What is shocking, however, is not just the scale of surveillance in Turkey, but the way in which the technology behind it is financed. The source cited shows that Netaş, a company that supplies servers essential to the police's facial recognition network, appears in the European Commission's registers as a "key innovator", although the majority shareholder, the Chinese company ZTE, is officially classified as a "high-risk" supplier for European security. And yet Netaş has received hundreds of thousands of euros over the years through programs such as Horizon 2020 and continues, through various mechanisms and consortia, to indirectly benefit from European money.

The same source cited states that, in parallel, other Turkish companies well connected to the state, such as Aselsan and Havelsan, receive European funding while developing surveillance tools, facial recognition body-cams and urban control systems used by the authorities in repressive operations.

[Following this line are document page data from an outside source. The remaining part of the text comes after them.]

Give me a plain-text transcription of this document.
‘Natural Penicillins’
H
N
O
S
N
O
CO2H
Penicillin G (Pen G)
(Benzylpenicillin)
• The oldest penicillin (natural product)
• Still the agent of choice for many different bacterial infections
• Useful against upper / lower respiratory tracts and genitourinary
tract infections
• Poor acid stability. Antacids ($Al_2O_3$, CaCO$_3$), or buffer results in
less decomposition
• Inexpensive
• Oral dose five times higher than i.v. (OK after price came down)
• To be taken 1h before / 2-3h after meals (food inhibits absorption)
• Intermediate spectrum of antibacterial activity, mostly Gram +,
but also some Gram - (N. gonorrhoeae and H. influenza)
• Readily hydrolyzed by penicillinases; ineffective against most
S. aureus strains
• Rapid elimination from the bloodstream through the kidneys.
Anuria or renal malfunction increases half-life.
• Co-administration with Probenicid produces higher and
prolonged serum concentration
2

It is a paradox that raises serious questions about the integrity of EU mechanisms. While Brussels classifies ZTE as a major risk, while the European Parliament demands strict checks on Chinese companies involved in critical infrastructure, at the same time programs generously funded by European taxpayers end up supporting the very technology that the EU considers a threat.

The lack of coherence and control displeases European parliamentarians and digital rights experts, as well as representatives of civil liberties NGOs contacted by the cited source, who sounded the following alarm bell: The European Commission does not sufficiently monitor the real destination of the money, nor the political and moral implications of the funded projects. There are no solid guarantees that European research is not diverted to aggressive surveillance technology, used in countries where the rule of law is collapsing.

And the reality in Turkey leaves no room for interpretation: peaceful protests tracked in real time, automatic identifications, lightning arrests, files built exclusively on images extracted from video streams. Lawyers warn that these practices not only violate fundamental freedoms, but also degrade the very notion of justice. However, Ankara is pushing the project even further: 13,000 new facial recognition cameras, the integration of all public and private cameras into a single network, mandatory body-cams with AI for police officers by the end of 2025. Total surveillance is no longer a dystopian scenario, but a technological project financed, in part, by European money.

For Europe, the stakes are huge. Research funding becomes vulnerable to the strategic influences of authoritarian regimes, while the lack of internal oversight risks compromising the EU's credibility in defending human rights. When Brussels pumps funds into states and companies that repress freedom of expression, destroy young lives and turn video cameras into tools of political control, the message becomes absurd: the EU funds what it condemns.

Europe claims to defend the fundamentals values. Turkey demonstrates, with the technological support of the EU, how easily they can be betrayed.